Current set of mostly unanswered questions at the Liferay community forums: https://www.liferay.com/community/forums/-/message_boards/recent-posts?_19_groupThreadsUserId=17865971

Liferay Cluster events, message types, join/remove

  • Anytime ClusterExecutorImpl.memberJoined/memberRemoved() is invoked all implementations of ClusterEventListener have processClusterEvent() invoked
    • MemorySchedulerClusterEventListener: calls ClusterSchedulerEngine.getMasterAddressString() which can trigger slaveToMaster or masterToSlave @see EXECUTE notes below
    • LuceneHelperImpl.LoadIndexClusterEventListener: @see NOTIFY/JOIN section below
    • LiveUsersClusterEventListenerImpl: @see DEPART/JOIN section below
    • DebuggingClusterEventListenerImpl: logs the event to the log
    • ClusterMasterTokenClusterEventListener: on any event, invokes getMasterAddressString() to determine who the master is, or become so itself if nobody is (controlled via entry in Lock_ table) After this runs it invokes notifyMasterTokenTransitionListeners() which calls ClusterMasterTokenTransitionListener.masterTokenAcquired() or masterTokenReleased()
      • Implementors of ClusterMasterTokenTransitionListener:
        • BackgroundTaskClusterMasterTokenTransitionListener: calls BackgroundTaskLocalServiceUtil.cleanUpBackgroundTasks() which in turn ends up invoking BackgroundTaskLocalServiceImpl -> cleanUpBackgroundTasks() which is annotated with @Clusterable(onMaster=true) gets all tasks with STATUS_IN_PROGRESS and changes their status to FAILED. Then gets the BackgroundTaskExecutor LOCK and UNLOCKs it if this server is the current owner/master for that lock…
    • JGroups
      • Member “removed”: triggers ClusterRequestReceiver.viewAccepted() that in turn invokes ClusterExecutorImpl.memberRemoved() which fires ClusterEventType.DEPART (see below)
    • ClusterMessageType.NOTIFY/UPDATE: These message types are requested from other nodes when a new node comes up.

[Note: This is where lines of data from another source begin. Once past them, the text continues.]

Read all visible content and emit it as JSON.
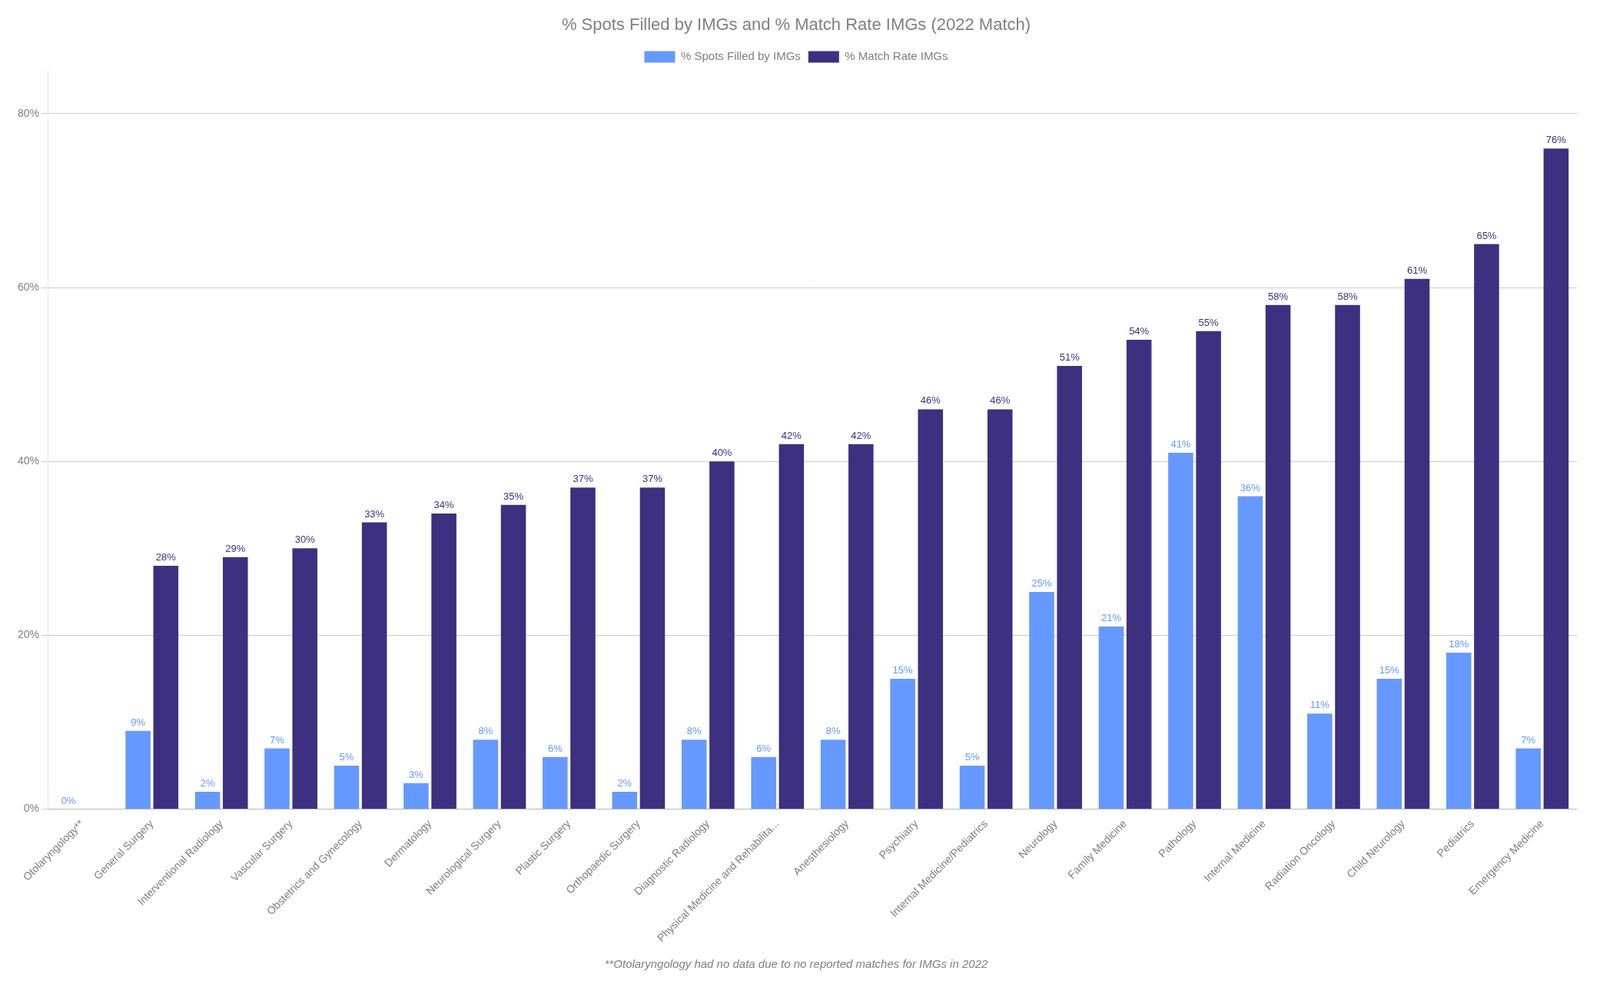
{
  "chart_data": {
    "type": "bar",
    "title": "% Spots Filled by IMGs and % Match Rate IMGs (2022 Match)",
    "categories": [
      "Otolaryngology**",
      "General Surgery",
      "Interventional Radiology",
      "Vascular Surgery",
      "Obstetrics and Gynecology",
      "Dermatology",
      "Neurological Surgery",
      "Plastic Surgery",
      "Orthopaedic Surgery",
      "Diagnostic Radiology",
      "Physical Medicine and Rehabilita...",
      "Anesthesiology",
      "Psychiatry",
      "Internal Medicine/Pediatrics",
      "Neurology",
      "Family Medicine",
      "Pathology",
      "Internal Medicine",
      "Radiation Oncology",
      "Child Neurology",
      "Pediatrics",
      "Emergency Medicine"
    ],
    "series": [
      {
        "name": "% Spots Filled by IMGs",
        "color": "#6699FF",
        "values": [
          0,
          9,
          2,
          7,
          5,
          3,
          8,
          6,
          2,
          8,
          6,
          8,
          15,
          5,
          25,
          21,
          41,
          36,
          11,
          15,
          18,
          7
        ],
        "value_labels": [
          "0%",
          "9%",
          "2%",
          "7%",
          "5%",
          "3%",
          "8%",
          "6%",
          "2%",
          "8%",
          "6%",
          "8%",
          "15%",
          "5%",
          "25%",
          "21%",
          "41%",
          "36%",
          "11%",
          "15%",
          "18%",
          "7%"
        ]
      },
      {
        "name": "% Match Rate IMGs",
        "color": "#3d3080",
        "values": [
          0,
          28,
          29,
          30,
          33,
          34,
          35,
          37,
          37,
          40,
          42,
          42,
          46,
          46,
          51,
          54,
          55,
          58,
          58,
          61,
          65,
          76
        ],
        "value_labels": [
          null,
          "28%",
          "29%",
          "30%",
          "33%",
          "34%",
          "35%",
          "37%",
          "37%",
          "40%",
          "42%",
          "42%",
          "46%",
          "46%",
          "51%",
          "54%",
          "55%",
          "58%",
          "58%",
          "61%",
          "65%",
          "76%"
        ]
      }
    ],
    "footnote": "**Otolaryngology had no data due to no reported matches for IMGs in 2022",
    "ylim": [
      0,
      85
    ],
    "yticks": [
      {
        "value": 0,
        "label": "0%"
      },
      {
        "value": 20,
        "label": "20%"
      },
      {
        "value": 40,
        "label": "40%"
      },
      {
        "value": 60,
        "label": "60%"
      },
      {
        "value": 80,
        "label": "80%"
      }
    ],
    "grid": true,
    "legend": "top",
    "data_labels": true
  }
}
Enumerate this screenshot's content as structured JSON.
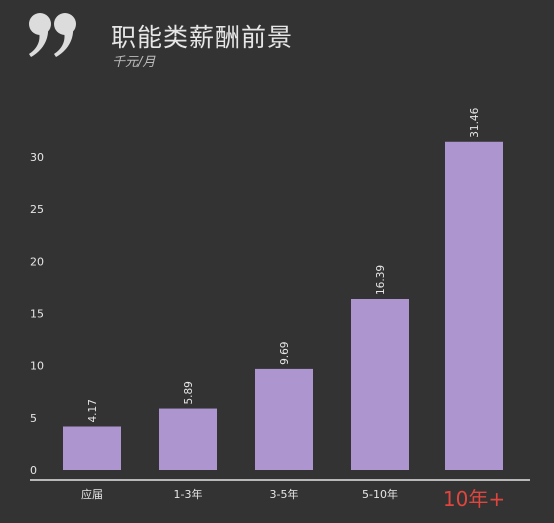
{
  "header": {
    "title": "职能类薪酬前景",
    "subtitle": "千元/月"
  },
  "colors": {
    "background": "#333333",
    "bar": "#ad95cf",
    "text": "#e6e6e6",
    "highlight": "#e0453e"
  },
  "chart_data": {
    "type": "bar",
    "title": "职能类薪酬前景",
    "subtitle": "千元/月",
    "categories": [
      "应届",
      "1-3年",
      "3-5年",
      "5-10年",
      "10年+"
    ],
    "values": [
      4.17,
      5.89,
      9.69,
      16.39,
      31.46
    ],
    "value_labels": [
      "4.17",
      "5.89",
      "9.69",
      "16.39",
      "31.46"
    ],
    "highlight_category": "10年+",
    "yticks": [
      "0",
      "5",
      "10",
      "15",
      "20",
      "25",
      "30"
    ],
    "ylim": [
      0,
      30
    ],
    "grid": false,
    "legend": "none"
  }
}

When received they are in-turn translated and re-broadcast locally within a individual node as a ClusterEvent of type JOIN via ClusterExecutorImpl.memberJoined() method. Note this latter class is different in the EE jar, the implementation of this method additionally invokes the EE LicenseManager.checkClusterLicense() method
      • “Live Users” message destination:
        • triggers actions done by LiveUsersMessageListener
        • invokes cluster RPC invocation of LiveUsers.getLocalClusterUsers()
        • response is processed by LiveUsers.addClusterNode
        • proceeds to “sign in” each user that is signed in on the other joined node, appears to do session tracking etc
      • LoadIndexClusterEventListener:
        • Loads a full stream of the lucene index per company id from any node that responds who has a local lucene index last generation long value that is > this node’s index’s value. This is only triggered on a JOIN event when the “control” JChannel’s total number of peer nodes minus one is <= 1, so that this only runs on a node boot and not at other times.
      • EE LicenseManager.checkClusterLicense()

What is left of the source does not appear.